Rand’s sense of mission and obligation has lead to him assuming a number of roles: Immortal Weapon of the mystical city of K’un-Lun, billionaire business man, superhero, and most recently, member of his friend Luke Cage’s team of New Avengers. “It’s not so much a single role as the collision of roles that interest me as a writer, like a dad who’s also a hit man, or a priest who plays in a punk band,” Swierczynski explained. For Danny, it’s his job description as 'Kung Fu Billionaire’ (courtesy Matt Fraction) that fascinates me. He’s upper crust, yet he’s very street. He was raised in a mystical city, yet is very down to earth. He’s an immortal weapon, but as I mentioned before, he’s also kind of a big kid.”

By establishing that Danny Rand is just the latest in a long line of Iron Fists, Brubaker and Fraction made “Immortal Fist” a series that was as much about the past as it was the present, and under Swierczynski the book will continue to be steeped in history. “I love the historical component of Iron Fist -- I consider it not just a monthly comic, but the latest installments of a centuries old saga, of which Danny Rand’s story is the latest chapter,” Swierczynski stated. “I’m being handed the keys to an incredibly rich world, and I’m going to take full advantage of that.”

In fact, Swierczynski plans on playing with the Iron Fist saga right out of the gate. His opening story pits Danny Rand against a new foe who’s run afoul of the previous Iron Fists, “I can’t say much about my first story without ruining something Matt set up, but I will say this: there’s an Iron Fist they haven’t told you about yet.”

Another element Swierczynski will hold onto is the supporting cast Fraction and Brubaker established for “Immortal Iron Fist.” “There are a few new characters in Danny’s world, and you’ll meet them in my first issue. But keeping Danny’s surrogate 'family’ together was important,” Swierczynski said. “I couldn’t imagine writing Iron Fist without Luke Cage somewhere in the mix.”

Swierczynski’s “Iron Fist” stories will be a mixture of multi-part arcs, shorter stories that feed into larger storylines, and done-in-ones. “I’m a huge, drooling fan of those crazy-brilliant pulp one-shots Ed and Matt cooked up ('Iron Fist Annual,’ 'Orson Randall and the Green Mist of Death’),” he said. “Right around the time that Annual came out; I’d been reading a lot about those 1930s pulps in books like Ron Goulart’s 'Cheap Thrills.’ I thought it was incredibly smart, rooting Iron Fist in that tradition, so it’s something I want to keep up in the months to come.”

Danny Rand’s membership in the New Avengers means he’s a key player in the Marvel Universe but most of his interaction with the Marvel U comes in the pages of that title. However, this might change when Swierczynski takes over “Immortal Iron Fist. “I like that Iron Fist is in his own freaky corner of the Marvel U, but I wouldn’t rule out some crossover action in the months to come,” Swierczynski said.

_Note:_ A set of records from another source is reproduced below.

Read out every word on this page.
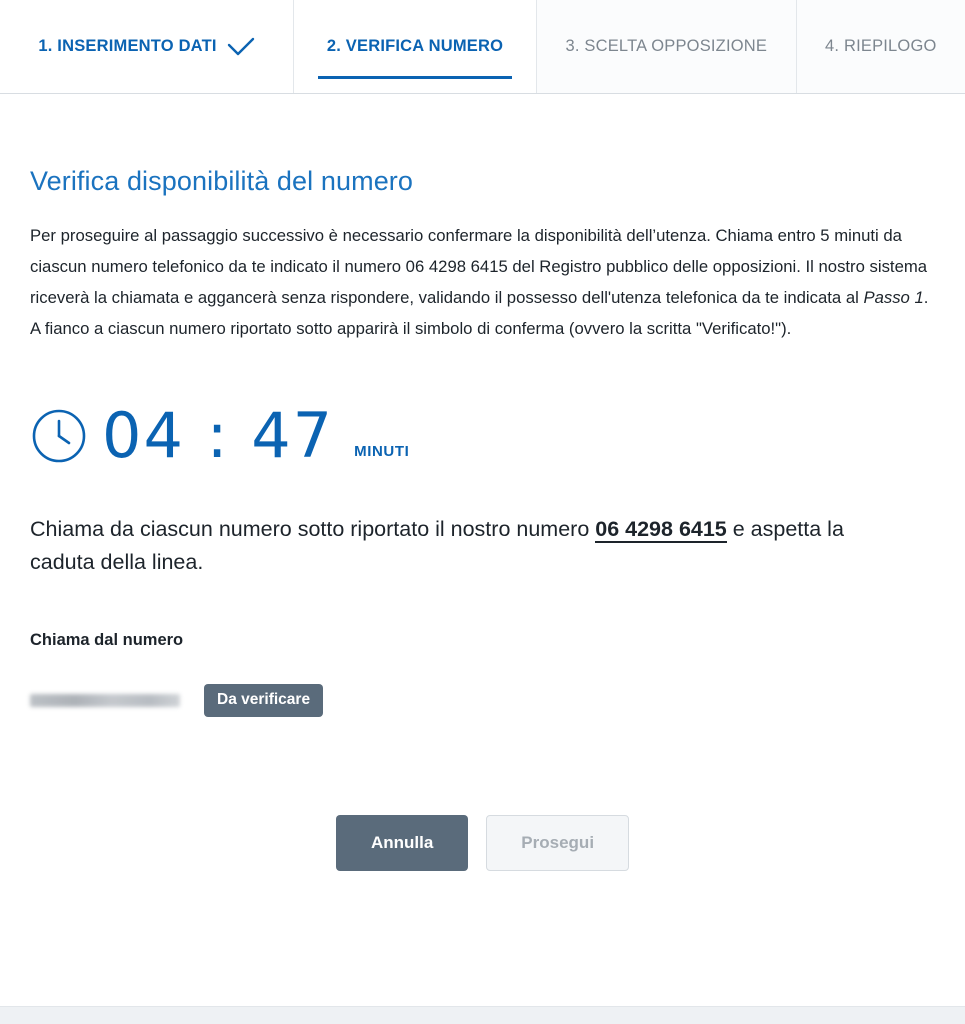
1. INSERIMENTO DATI	2. VERIFICA NUMERO	3. SCELTA OPPOSIZIONE	4. RIEPILOGO
Verifica disponibilità del numero

Per proseguire al passaggio successivo è necessario confermare la disponibilità dell’utenza. Chiama entro 5 minuti da ciascun numero telefonico da te indicato il numero 06 4298 6415 del Registro pubblico delle opposizioni. Il nostro sistema riceverà la chiamata e aggancerà senza rispondere, validando il possesso dell'utenza telefonica da te indicata al Passo 1. A fianco a ciascun numero riportato sotto apparirà il simbolo di conferma (ovvero la scritta "Verificato!").

04 : 47 MINUTI

Chiama da ciascun numero sotto riportato il nostro numero 06 4298 6415 e aspetta la caduta della linea.

Chiama dal numero
Da verificare
Annulla	Prosegui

Swierczynski is a new creative voice on “Immortal Iron Fist,” but fans of the book will certainly recognize the work of his artistic collaborator, Travel Foreman, who illustrated fill-in issues of the Brubaker-Fraction run. “Travel’s stuff is amazing -- eye-popping, and dead perfect for a book like this,” he said. But you don’t have to take my word for it,” he said. “Check out some of his work in the early IF issues for a taste of the coolness to come.”

“The Immortal Iron Fist” #17 is on sale in July.